Neurodegenerative conditions that affect the retina are currently the leading cause of incurable blindness in the developed world. Although gene and drug therapies are being developed to slow disease progression in some cases, restorative cell replacement approaches are needed for patients with significant vision impairment due to retinal degeneration. While a variety of different cell types have been evaluated in the context of retinal cell replacement, induced pluripotent stem cells (iPSCs), which can be generated and delivered as an autologous therapeutic, are in many ways the most attractive donor cell source currently available. Like embryonic stem cells, iPSCs must be differentiated into the target therapeutic cell type prior to transplantation. For instance, for patients with retinitis pigmentosa who have primary photoreceptor cell disease, photoreceptor cell derivation and enrichment are required prior to transplantation. Although other effective retinal differentiation protocols exist, they are often not fully compatible with clinical manufacturing.

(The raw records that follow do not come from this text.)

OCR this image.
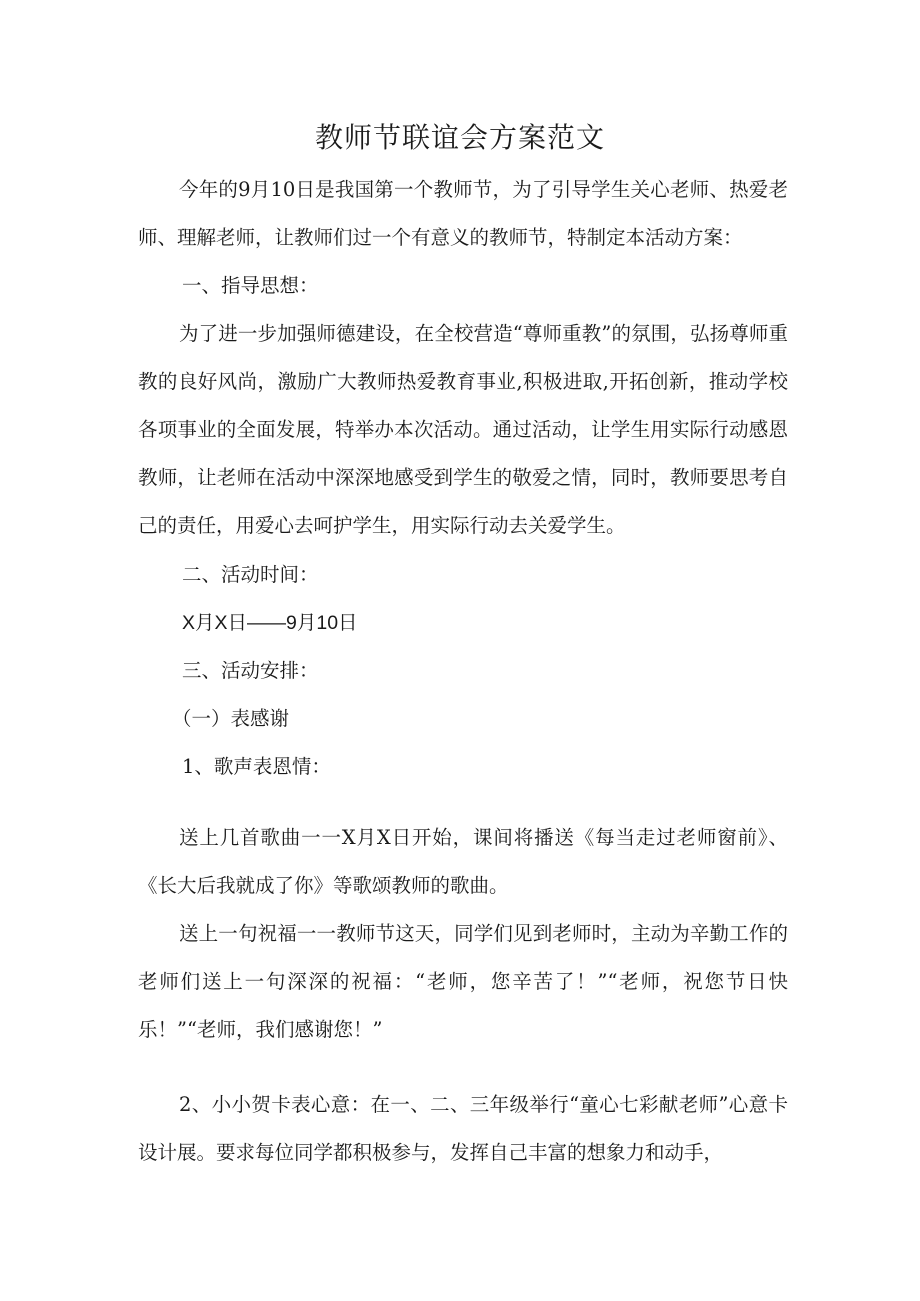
教师节联谊会方案范文
今年的9月10日是我国第一个教师节，为了引导学生关心老师、热爱老师、理解老师，让教师们过一个有意义的教师节，特制定本活动方案：
一、指导思想：
为了进一步加强师德建设，在全校营造“尊师重教”的氛围，弘扬尊师重教的良好风尚，激励广大教师热爱教育事业,积极进取,开拓创新，推动学校各项事业的全面发展，特举办本次活动。通过活动，让学生用实际行动感恩教师，让老师在活动中深深地感受到学生的敬爱之情，同时，教师要思考自己的责任，用爱心去呵护学生，用实际行动去关爱学生。
二、活动时间：
X月X日——9月10日
三、活动安排：
（一）表感谢
1、歌声表恩情：
送上几首歌曲一一X月X日开始，课间将播送《每当走过老师窗前》、《长大后我就成了你》等歌颂教师的歌曲。
送上一句祝福一一教师节这天，同学们见到老师时，主动为辛勤工作的老师们送上一句深深的祝福：“老师，您辛苦了！”“老师，祝您节日快乐！”“老师，我们感谢您！”
2、小小贺卡表心意：在一、二、三年级举行“童心七彩献老师”心意卡设计展。要求每位同学都积极参与，发挥自己丰富的想象力和动手，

In this study, we report development of a xeno-free 3D retinal differentiation protocol based on the most robust adherent/non-adherent 3D differentiation strategies published to date. In addition, we demonstrate that while iPSC reprogramming efficiency is enhanced under reduced oxygen tension (i.e., 5%), efficient embryoid body and subsequent retinal organoid production require standard oxygen levels (i.e., 21%). Finally, we show that photoreceptor precursor cells obtained from 3D retinal organoids derived using the developed protocol under current good manufacturing practices (cGMP) survive in the subretinal space of dystrophic Pde6b -null rats for 1-month post-transplantation and form new synaptic connections with host bipolar neurons.